Утром Степан чай вскипятил. Ружье у него в палатке было. Оба ствола заряжены, я видел. Он и не оглянулся — я ему в спину… Он — бульк в воду. Подбежал я к речке — его уж нет. Стал я ружье смотреть. Гильзу пустую вынул, свой патрон вставил в ствол — с картечью. Собираюсь. Поднял брезент с ящиков, а там — камни! Зло меня такое взяло! Ну, думаю, возьму, что есть. Брезент снял, палатку, вещи собрал, какие поцелее. Хотел подальше в тайге спрятать.
Игошин замолчал. Он молчал долго, потом тревожно спросил:
— Что мне будет, а?
— Не знаю. Суд будет — это точно, — ответил Николаев. — Хоть тут ты правильно решил — признаешься. Каешься, что такое сотворил?
— Не хотел я геолога, — зло сверкнув глазами, выкрикнул Игошин. — Я и сам не пойму, как это случилось?! Когда я уже почти собрался, слышу — мотор на реке. Я ружье сграбастал и — по берегу навстречу. Чуть отошел, вижу из кустов — плывет в лодке, не стережется. Опять я разозлился. Думаю, сейчас все прихватит. Распалился, а тут и он — напротив. Поднял я ружье — и картечью, он — в воду. Потом гляжу, а он на берег лезет, как раз напротив лагеря. Я бегом к лагерю, зарядил стволы. А он голову поднял и смотрит. Я еще раз выстрелил — он и упал там.
— …Страшно, — выдохнул Игошин, — даже сейчас страшно. — Я и не хотел убивать, не собирался, — заторопился он. — Как-то само получилось. Я же не знал, что он приплывет, откуда мне знать? Вот и вышло так.
— А одежду? — напомнил Николаев. — Тоже не хотел?
— Почему? Одежду снял, могла мне пригодиться. Что я, не понимал? Мне надолго надо было в тайге залечь. Вначале за лодкой побежал. Мотор у лодки заглох, ее к завалу прибило. Мотор завести не мог, с шестом на лодке вернулся к геологу. Он у самой воды лежал. Посмотрел — часы на руке, идут. Снял часы, ножик взял, ну и другое. А тело в воду.
Переехал на лодке в лагерь, отошел малость — тайник вырыл, там вещи зарыл, мотор с лодки.
— Нашли мы твой тайник, — сказал Николаев. — Лодка где?
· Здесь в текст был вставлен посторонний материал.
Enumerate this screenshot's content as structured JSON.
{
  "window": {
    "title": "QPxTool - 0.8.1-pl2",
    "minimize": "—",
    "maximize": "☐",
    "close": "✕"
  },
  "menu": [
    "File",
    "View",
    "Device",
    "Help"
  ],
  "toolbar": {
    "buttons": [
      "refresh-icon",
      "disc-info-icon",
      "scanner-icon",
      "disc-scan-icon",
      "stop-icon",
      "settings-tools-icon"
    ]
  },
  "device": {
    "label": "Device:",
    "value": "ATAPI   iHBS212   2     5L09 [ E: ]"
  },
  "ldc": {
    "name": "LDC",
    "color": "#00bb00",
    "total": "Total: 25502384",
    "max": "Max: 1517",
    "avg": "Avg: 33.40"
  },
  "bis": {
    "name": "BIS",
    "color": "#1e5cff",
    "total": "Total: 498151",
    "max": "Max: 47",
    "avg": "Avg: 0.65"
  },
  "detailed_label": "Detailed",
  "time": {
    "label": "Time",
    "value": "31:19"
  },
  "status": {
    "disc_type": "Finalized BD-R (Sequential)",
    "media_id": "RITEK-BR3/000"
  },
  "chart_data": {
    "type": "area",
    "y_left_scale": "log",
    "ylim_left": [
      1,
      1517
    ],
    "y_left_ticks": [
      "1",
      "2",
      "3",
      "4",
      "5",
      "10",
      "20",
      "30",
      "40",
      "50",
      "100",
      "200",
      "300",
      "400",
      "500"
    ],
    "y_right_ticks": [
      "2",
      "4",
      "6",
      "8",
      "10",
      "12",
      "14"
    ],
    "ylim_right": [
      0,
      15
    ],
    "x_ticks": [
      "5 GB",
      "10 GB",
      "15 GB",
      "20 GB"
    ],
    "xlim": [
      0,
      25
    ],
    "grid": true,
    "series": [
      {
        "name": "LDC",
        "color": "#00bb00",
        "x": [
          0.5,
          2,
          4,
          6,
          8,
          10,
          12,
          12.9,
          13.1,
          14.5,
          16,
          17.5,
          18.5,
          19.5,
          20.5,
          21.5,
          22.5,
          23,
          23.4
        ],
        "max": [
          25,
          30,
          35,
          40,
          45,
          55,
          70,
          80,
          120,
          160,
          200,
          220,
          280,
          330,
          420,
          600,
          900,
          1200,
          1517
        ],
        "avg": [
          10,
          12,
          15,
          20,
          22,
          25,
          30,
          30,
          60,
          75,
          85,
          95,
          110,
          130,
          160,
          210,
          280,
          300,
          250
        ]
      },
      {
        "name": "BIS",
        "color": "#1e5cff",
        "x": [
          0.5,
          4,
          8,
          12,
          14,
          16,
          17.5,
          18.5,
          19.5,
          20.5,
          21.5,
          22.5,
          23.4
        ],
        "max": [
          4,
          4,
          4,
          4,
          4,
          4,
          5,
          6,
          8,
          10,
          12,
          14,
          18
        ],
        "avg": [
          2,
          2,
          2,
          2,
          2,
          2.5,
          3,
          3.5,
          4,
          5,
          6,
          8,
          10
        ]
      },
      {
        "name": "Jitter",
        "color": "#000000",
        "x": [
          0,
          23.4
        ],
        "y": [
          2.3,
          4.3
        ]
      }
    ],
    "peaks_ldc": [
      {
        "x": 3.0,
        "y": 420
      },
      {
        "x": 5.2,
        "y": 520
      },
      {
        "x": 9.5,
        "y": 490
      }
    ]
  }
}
— На лодке я вниз спустился почти до Кирея. В устье вода спокойная, там я лодку притопил. Думал, сгодится. А тайник там же — палатка и вещи. А сам налегке сюда, к озерам. У меня патронов маловато, хотел у деда разжиться и на гольцы податься. Уж там бы меня не нашли!
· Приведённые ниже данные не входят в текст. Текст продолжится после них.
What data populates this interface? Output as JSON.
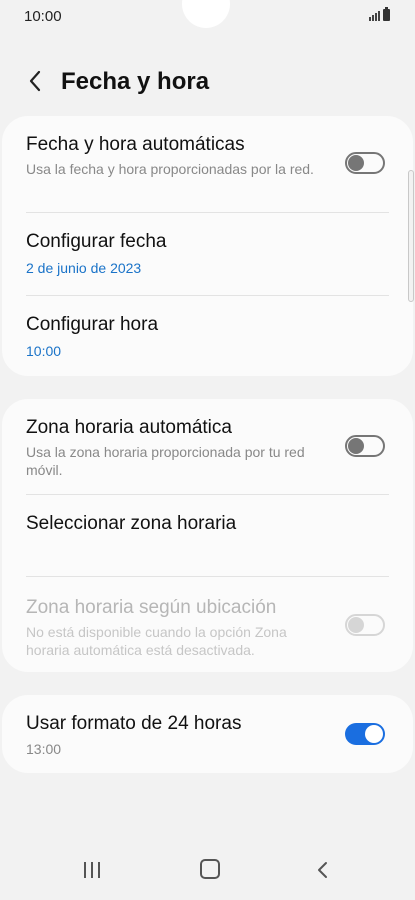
{
  "status": {
    "time": "10:00"
  },
  "header": {
    "title": "Fecha y hora"
  },
  "card1": {
    "auto_datetime": {
      "label": "Fecha y hora automáticas",
      "sub": "Usa la fecha y hora proporcionadas por la red.",
      "enabled": false
    },
    "set_date": {
      "label": "Configurar fecha",
      "value": "2 de junio de 2023"
    },
    "set_time": {
      "label": "Configurar hora",
      "value": "10:00"
    }
  },
  "card2": {
    "auto_timezone": {
      "label": "Zona horaria automática",
      "sub": "Usa la zona horaria proporcionada por tu red móvil.",
      "enabled": false
    },
    "select_timezone": {
      "label": "Seleccionar zona horaria"
    },
    "location_timezone": {
      "label": "Zona horaria según ubicación",
      "sub": "No está disponible cuando la opción Zona horaria automática está desactivada.",
      "enabled": false,
      "disabled": true
    }
  },
  "card3": {
    "format24": {
      "label": "Usar formato de 24 horas",
      "sub": "13:00",
      "enabled": true
    }
  },
  "colors": {
    "accent": "#1a6ee0",
    "link": "#1a73c8",
    "background": "#f2f2f2",
    "card": "#fbfbfb"
  }
}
— Нашли бы мы тебя, Игошин, и под землей бы нашли, — устало сказал Николаев. — Дезертировал ты не только из армии. Из жизни тоже. Перелюбил ты себя. Подумай-ка, одних ли геологов жизни лишил? Самому ведь, хоть и зовешься "медвежьим сердцем”, страшно того, что сделал. Убийцей себя не хочешь называть, недаром ни разу не сказал, что убил людей, слова даже боишься этого. "Стрелил, жахнул”, — убил ты их и себя убил с ними.